A few days later, the Gadhafi loyalists began to shell Misrata, and Harvey Dabbs was killed. It was a stupid death, like every death in war. A car bomb had exploded next to him while he was photographing the rebels’ advance. Three of us went to identify his corpse in the garage they were using as a morgue. Only his upper torso remained; the rest was lost to the explosion or stray dogs.
I pondered whether I should raise my glass to God’s sense of humor or another stupid death. “To a stupid death,” I said, and drank. I’d drink to a pointless idiotic death because, unlike God, it’s something I have seen with my own eyes. The daiquiri went down well. I like to drink. It’s good to drink after a war, during a war, before a war. It is good to drink with friends, to the death of friends, to childbirth, children’s deaths, engagements and broken engagements, betrayal, quitting smoking, love. It’s always good to drink. I signaled Omar to make me another. I looked up, gazed at the patio umbrellas rippling in the wind, the sand-colored Cairo rooftops, and laundry hung from the windows.
The second cocktail finally washed the taste of the desert from my mouth. I took out my smartphone and loaded the game
Sid Meier’s Pirates!
I thought I should keep busy even if I had no real work. I had downloaded the game for free from the company’s site; I got it as a bonus when I reached five gigabites of downloads the previous month, 200 dollars’ worth.
I had begun to play the game the night before, to fill the six-hour trip from El Arish to Cairo. In the game you are a pirate captain. The goal is to retire with the most points by battling other pirates and marrying into aristocracy.
We got caught in a sandstorm on our way back through the desert. When this happens you can’t see anything of the road, because the air is full of dark whirling sand. Nobody was in the mood to talk, so I just played. I began the game as an English buccaneer. It was going well for a few hours, but I kept getting stuck when I tried to take Trinidad. Four frigates from my flotilla with four hundred trained pirates waited in vain to attack, unable to overcome the tricky winds the game threw at us. I tried everything I could with the touchscreen, but my ships could only bob futilely in the sea as the city’s red fortress showered them with fire.

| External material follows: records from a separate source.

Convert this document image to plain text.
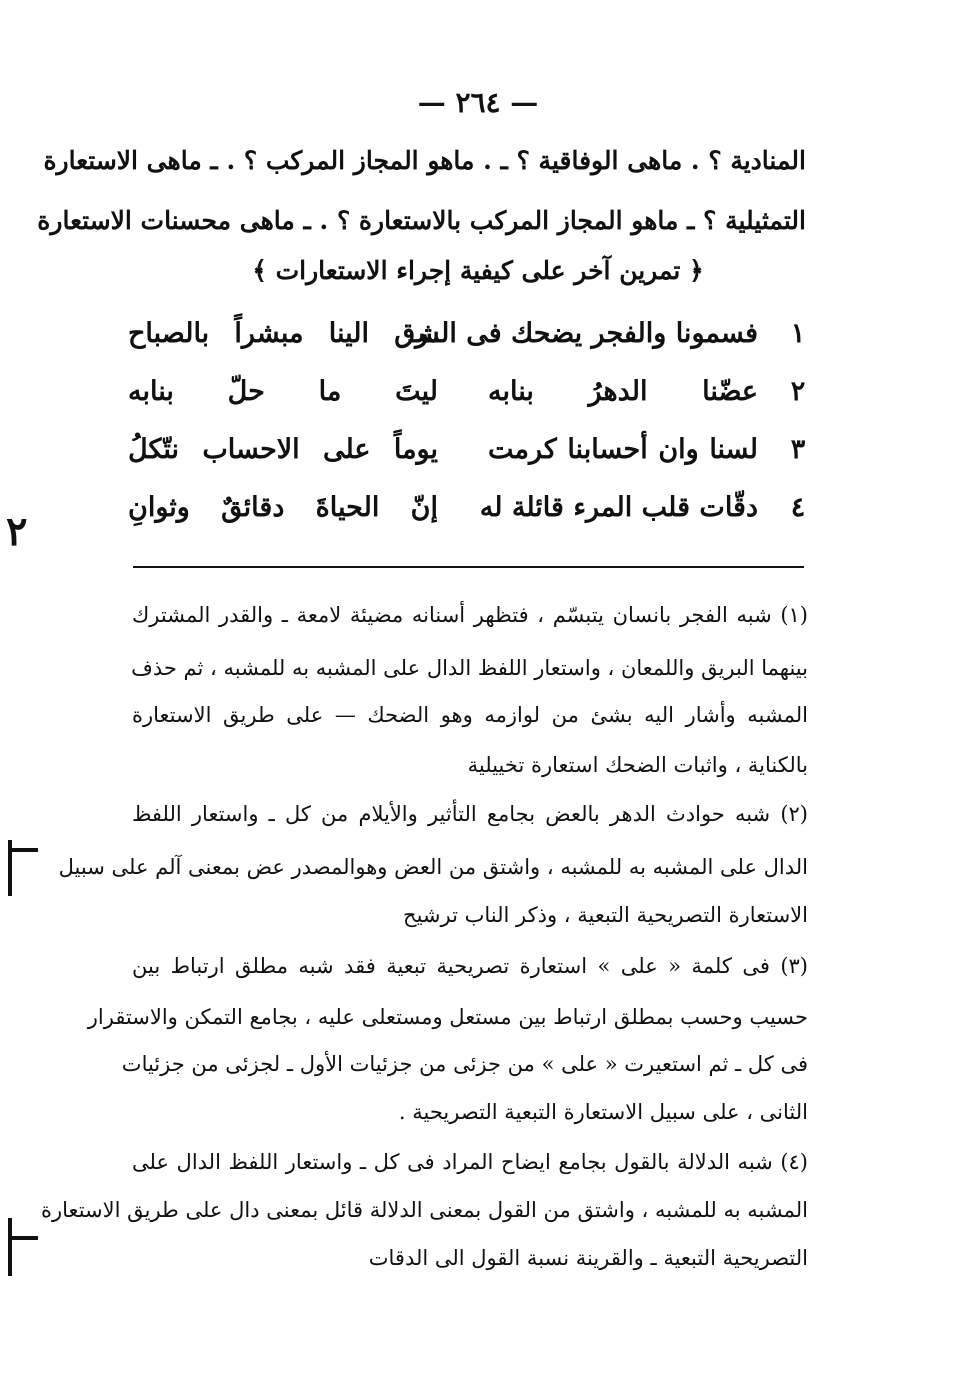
— ٢٦٤ —
المنادية ؟ . ماهى الوفاقية ؟ ـ . ماهو المجاز المركب ؟ . ـ ماهى الاستعارة
التمثيلية ؟ ـ ماهو المجاز المركب بالاستعارة ؟ . ـ ماهى محسنات الاستعارة
﴿ تمرين آخر على كيفية إجراء الاستعارات ﴾
١
فسمونا والفجر يضحك فى الشـ
ـرق الينا مبشراً بالصباح
٢
عضّنا الدهرُ بنابه
ليتَ ما حلّ بنابه
٣
لسنا وان أحسابنا كرمت
يوماً على الاحساب نتّكلُ
٤
دقّات قلب المرء قائلة له
إنّ الحياةَ دقائقٌ وثوانِ
(١) شبه الفجر بانسان يتبسّم ، فتظهر أسنانه مضيئة لامعة ـ والقدر المشترك
بينهما البريق واللمعان ، واستعار اللفظ الدال على المشبه به للمشبه ، ثم حذف
المشبه وأشار اليه بشئ من لوازمه وهو الضحك — على طريق الاستعارة
بالكناية ، واثبات الضحك استعارة تخييلية
(٢) شبه حوادث الدهر بالعض بجامع التأثير والأيلام من كل ـ واستعار اللفظ
الدال على المشبه به للمشبه ، واشتق من العض وهوالمصدر عض بمعنى آلم على سبيل
الاستعارة التصريحية التبعية ، وذكر الناب ترشيح
(٣) فى كلمة « على » استعارة تصريحية تبعية فقد شبه مطلق ارتباط بين
حسيب وحسب بمطلق ارتباط بين مستعل ومستعلى عليه ، بجامع التمكن والاستقرار
فى كل ـ ثم استعيرت « على » من جزئى من جزئيات الأول ـ لجزئى من جزئيات
الثانى ، على سبيل الاستعارة التبعية التصريحية .
(٤) شبه الدلالة بالقول بجامع ايضاح المراد فى كل ـ واستعار اللفظ الدال على
المشبه به للمشبه ، واشتق من القول بمعنى الدلالة قائل بمعنى دال على طريق الاستعارة
التصريحية التبعية ـ والقرينة نسبة القول الى الدقات
٢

I had to take Trinidad at all costs if I wanted to end the game with maximum points. In Trinidad there was money, Spanish silver, the governor’s daughter. Everything you need to win. It bothered me that I couldn’t find a solution, because I wanted to make the game’s Hall of Champions.
I hate when I can’t finish what I start. It saddens me to think I let an opportunity pass me by.
The menu came up on the screen and I killed the sound. I loaded my saved settings and began to direct the fleet, but again the wind worked against me. My entire fleet was sunk twice. I wondered if the problem was the weight, as there must be some reason the game notes just how much freight the boats carry.
Instead of frigates I need some lighter boats
, I thought.
Lighter boats, which maneuver quickly, even in bad wind.
“I think somebody’s looking for you,” said Omar, taking my empty glass. I turned. By the pool stood Alistair Bleakly, the
Independent
’s newly hired correspondent. He didn’t look good. He was wearing the same clothing he had on yesterday in the desert. He hadn’t shaved and his leather jacket sparkled with sand. I waved him over.